Ingram is now back in the lineup and has scored 25 or more points in each of his past four games.
The Pelicans enter Monday night’s game at Oklahoma City having won three of four, with the lone loss in that stretch coming against surging Cleveland, which is on a six-game winning streak.
The silver lining for the Pelicans is that they have virtually the same core players available now that they had during their playoff run last spring, when Williamson was recovering from a foot injury that sidelined him for all of last season.
The Pelicans also made a move at last week’s NBA trade deadline that sent 6-foot-1 reserve guard Devonte’ Graham to San Antonio for veteran 6-5 guard Josh Richardson, who is in his eighth season and is expected to help New Orleans defensively.
New Orleans is 29-28, placing it seventh in the Western Conference entering Sunday.
“We all feel for Z, having to navigate these injuries,” Pelicans coach Willie Green said. “It’s an opportunity for guys to kind of band together and go out and play our best basketball.

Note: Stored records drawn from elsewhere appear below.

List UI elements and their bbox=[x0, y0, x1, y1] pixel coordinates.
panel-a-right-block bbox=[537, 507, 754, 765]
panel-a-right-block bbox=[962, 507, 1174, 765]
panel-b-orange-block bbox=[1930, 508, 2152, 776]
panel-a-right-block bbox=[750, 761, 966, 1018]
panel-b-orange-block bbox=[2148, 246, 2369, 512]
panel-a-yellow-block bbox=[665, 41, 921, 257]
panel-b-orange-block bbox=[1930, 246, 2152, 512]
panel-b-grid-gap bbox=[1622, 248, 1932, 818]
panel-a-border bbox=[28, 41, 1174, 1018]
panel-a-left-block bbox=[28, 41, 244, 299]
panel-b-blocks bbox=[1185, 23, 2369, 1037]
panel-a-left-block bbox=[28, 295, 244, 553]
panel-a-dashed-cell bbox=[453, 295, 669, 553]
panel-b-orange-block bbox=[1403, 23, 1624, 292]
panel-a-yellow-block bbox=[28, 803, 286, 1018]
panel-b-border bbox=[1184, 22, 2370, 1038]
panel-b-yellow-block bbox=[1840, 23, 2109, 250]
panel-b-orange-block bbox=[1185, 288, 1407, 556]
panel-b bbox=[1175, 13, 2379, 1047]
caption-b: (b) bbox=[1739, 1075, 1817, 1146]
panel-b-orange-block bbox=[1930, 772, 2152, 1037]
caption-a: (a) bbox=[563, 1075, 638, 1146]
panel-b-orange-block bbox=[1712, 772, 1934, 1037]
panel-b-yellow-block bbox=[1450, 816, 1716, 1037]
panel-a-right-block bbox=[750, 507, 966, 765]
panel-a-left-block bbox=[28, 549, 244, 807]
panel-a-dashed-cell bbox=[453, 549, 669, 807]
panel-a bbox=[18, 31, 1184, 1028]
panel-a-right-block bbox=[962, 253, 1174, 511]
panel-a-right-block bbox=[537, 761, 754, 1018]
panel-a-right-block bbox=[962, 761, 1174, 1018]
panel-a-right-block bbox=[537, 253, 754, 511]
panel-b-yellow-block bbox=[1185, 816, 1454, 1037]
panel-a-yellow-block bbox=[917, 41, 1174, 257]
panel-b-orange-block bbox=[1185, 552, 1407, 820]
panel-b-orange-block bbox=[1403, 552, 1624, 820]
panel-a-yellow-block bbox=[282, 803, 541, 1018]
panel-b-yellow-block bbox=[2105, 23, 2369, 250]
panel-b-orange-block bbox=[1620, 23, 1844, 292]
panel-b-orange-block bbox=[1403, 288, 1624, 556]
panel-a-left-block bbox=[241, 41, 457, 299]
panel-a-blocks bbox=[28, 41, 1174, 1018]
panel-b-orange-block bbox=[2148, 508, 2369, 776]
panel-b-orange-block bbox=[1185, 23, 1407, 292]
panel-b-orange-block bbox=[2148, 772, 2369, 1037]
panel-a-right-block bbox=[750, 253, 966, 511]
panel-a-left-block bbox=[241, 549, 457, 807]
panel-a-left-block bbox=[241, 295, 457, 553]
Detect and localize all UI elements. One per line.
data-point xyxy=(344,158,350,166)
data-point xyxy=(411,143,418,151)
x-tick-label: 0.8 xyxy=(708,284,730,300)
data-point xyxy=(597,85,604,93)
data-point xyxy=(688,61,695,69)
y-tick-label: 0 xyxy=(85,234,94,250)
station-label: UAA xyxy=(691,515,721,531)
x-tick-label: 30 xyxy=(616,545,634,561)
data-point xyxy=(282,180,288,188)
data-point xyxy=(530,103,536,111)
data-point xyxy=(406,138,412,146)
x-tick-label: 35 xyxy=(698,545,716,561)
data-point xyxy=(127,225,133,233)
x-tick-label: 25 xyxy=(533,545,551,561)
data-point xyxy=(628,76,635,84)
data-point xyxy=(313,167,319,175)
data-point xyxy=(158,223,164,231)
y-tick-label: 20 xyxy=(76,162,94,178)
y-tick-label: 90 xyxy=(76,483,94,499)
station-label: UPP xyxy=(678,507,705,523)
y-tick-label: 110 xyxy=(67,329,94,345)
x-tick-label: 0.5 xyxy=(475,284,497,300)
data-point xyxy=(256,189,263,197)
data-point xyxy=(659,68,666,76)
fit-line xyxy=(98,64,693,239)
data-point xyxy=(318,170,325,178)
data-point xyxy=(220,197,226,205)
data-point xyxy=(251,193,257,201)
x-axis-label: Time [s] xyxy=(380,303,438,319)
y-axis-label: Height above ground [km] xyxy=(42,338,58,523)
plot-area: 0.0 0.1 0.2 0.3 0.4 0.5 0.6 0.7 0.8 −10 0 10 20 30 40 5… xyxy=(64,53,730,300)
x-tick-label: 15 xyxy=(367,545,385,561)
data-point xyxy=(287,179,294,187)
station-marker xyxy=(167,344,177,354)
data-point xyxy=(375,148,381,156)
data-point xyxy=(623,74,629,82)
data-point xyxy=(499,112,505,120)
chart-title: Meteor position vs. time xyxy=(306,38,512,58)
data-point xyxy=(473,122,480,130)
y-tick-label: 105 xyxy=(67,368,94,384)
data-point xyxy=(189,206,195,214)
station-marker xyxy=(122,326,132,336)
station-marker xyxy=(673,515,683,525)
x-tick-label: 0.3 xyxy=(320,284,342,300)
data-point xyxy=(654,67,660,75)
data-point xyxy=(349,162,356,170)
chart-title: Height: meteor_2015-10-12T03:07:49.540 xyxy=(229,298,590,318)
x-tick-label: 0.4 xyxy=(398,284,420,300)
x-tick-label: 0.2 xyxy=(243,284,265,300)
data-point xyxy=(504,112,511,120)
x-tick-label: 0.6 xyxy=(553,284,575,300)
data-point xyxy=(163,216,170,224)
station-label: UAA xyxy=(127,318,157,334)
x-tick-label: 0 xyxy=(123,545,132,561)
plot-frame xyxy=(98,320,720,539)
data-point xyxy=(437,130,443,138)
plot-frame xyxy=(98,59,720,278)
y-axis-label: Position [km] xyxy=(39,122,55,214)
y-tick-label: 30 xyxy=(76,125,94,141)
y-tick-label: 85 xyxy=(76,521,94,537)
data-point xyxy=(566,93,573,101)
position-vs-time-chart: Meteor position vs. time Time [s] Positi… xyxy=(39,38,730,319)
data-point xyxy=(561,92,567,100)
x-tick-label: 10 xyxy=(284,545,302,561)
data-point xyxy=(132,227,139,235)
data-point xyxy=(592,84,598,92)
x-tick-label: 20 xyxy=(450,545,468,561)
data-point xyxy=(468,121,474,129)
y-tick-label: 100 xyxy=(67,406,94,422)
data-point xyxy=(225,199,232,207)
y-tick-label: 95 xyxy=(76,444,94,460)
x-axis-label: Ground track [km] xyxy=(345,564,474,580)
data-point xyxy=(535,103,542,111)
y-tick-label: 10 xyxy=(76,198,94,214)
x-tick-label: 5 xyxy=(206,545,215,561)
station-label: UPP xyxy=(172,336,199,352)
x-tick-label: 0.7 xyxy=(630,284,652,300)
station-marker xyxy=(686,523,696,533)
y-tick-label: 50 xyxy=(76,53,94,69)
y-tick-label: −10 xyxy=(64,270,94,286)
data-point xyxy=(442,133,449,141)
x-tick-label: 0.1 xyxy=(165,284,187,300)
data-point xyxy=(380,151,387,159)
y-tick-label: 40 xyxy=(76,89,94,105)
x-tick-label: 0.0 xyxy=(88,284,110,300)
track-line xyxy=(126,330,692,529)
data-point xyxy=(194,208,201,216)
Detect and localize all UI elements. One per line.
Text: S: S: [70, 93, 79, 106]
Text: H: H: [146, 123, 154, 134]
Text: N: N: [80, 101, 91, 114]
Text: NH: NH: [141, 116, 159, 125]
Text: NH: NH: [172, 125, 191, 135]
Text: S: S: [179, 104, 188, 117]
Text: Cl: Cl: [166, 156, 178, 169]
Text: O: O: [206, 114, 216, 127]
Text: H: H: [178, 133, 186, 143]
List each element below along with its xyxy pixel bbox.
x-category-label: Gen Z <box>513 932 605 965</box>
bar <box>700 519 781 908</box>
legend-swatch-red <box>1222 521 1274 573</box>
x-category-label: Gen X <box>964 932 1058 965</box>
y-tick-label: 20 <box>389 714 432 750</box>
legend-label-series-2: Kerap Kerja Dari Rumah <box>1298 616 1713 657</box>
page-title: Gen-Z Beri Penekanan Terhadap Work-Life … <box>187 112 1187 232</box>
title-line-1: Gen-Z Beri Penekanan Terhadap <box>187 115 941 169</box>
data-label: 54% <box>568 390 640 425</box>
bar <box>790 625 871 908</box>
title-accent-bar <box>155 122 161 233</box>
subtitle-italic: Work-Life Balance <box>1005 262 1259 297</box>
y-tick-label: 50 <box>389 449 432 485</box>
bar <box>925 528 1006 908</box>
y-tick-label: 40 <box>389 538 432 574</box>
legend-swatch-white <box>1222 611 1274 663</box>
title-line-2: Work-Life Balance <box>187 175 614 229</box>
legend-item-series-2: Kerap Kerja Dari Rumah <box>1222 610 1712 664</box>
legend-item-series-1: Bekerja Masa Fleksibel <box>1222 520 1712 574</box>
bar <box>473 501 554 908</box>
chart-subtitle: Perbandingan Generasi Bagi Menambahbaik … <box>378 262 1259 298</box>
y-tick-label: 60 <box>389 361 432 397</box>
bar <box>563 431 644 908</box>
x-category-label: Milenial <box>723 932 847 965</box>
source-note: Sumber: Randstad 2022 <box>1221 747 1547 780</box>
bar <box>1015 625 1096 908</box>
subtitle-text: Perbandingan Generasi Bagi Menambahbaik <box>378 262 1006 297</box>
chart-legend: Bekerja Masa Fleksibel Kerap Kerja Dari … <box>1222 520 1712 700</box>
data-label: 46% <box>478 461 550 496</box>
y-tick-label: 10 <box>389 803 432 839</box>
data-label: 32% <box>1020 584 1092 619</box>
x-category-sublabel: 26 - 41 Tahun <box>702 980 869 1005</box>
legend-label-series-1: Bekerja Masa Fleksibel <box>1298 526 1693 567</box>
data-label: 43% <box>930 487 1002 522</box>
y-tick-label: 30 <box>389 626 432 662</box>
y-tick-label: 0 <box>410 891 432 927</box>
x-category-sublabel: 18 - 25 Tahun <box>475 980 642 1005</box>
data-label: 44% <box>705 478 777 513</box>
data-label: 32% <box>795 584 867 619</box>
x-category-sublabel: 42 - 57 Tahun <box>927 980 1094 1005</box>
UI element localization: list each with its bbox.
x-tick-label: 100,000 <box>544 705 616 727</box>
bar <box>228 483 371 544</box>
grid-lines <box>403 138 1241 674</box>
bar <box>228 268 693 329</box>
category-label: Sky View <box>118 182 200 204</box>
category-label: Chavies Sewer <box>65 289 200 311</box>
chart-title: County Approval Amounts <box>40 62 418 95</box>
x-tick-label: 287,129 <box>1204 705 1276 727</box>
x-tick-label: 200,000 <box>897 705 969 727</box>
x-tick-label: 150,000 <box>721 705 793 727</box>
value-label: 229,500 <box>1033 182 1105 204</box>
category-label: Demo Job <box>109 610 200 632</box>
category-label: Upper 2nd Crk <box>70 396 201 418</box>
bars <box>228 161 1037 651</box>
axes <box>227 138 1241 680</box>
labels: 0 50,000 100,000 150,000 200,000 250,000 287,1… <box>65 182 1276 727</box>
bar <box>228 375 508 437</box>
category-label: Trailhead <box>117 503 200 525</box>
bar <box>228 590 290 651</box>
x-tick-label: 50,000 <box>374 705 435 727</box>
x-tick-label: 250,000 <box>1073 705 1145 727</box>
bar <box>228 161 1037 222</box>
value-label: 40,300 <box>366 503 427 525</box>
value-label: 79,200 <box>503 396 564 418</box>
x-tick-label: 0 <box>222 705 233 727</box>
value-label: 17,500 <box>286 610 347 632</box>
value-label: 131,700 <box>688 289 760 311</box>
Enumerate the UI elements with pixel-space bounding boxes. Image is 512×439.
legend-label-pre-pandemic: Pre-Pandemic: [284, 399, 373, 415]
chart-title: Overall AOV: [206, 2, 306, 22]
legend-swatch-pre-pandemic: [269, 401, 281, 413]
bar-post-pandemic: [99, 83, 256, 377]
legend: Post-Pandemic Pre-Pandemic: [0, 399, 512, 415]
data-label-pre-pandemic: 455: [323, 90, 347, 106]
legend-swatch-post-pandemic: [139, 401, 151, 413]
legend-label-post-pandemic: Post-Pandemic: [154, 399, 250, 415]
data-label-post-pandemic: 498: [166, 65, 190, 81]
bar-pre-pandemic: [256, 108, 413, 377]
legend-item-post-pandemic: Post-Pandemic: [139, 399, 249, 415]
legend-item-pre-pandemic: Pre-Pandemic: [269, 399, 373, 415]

Green, who played in the NBA for 12 seasons, said it will be important for Williamson to “get into a good mental space” now.
“It’s going to be important for him to continue to attack the rehab to give himself an opportunity to get back on the floor,” Green said. “For the rest of the guys. … We’ve created a standard. We know how we want to play. Guys have to do it and we all have to kind of come together while Z is out.”
The run the Pelicans made last spring without Williamson “helps our confidence,” Green said.
“It gives us not only the belief but the results to know that we can do it,” Green said. “We just got continue to go do the things we know we’re capable of.”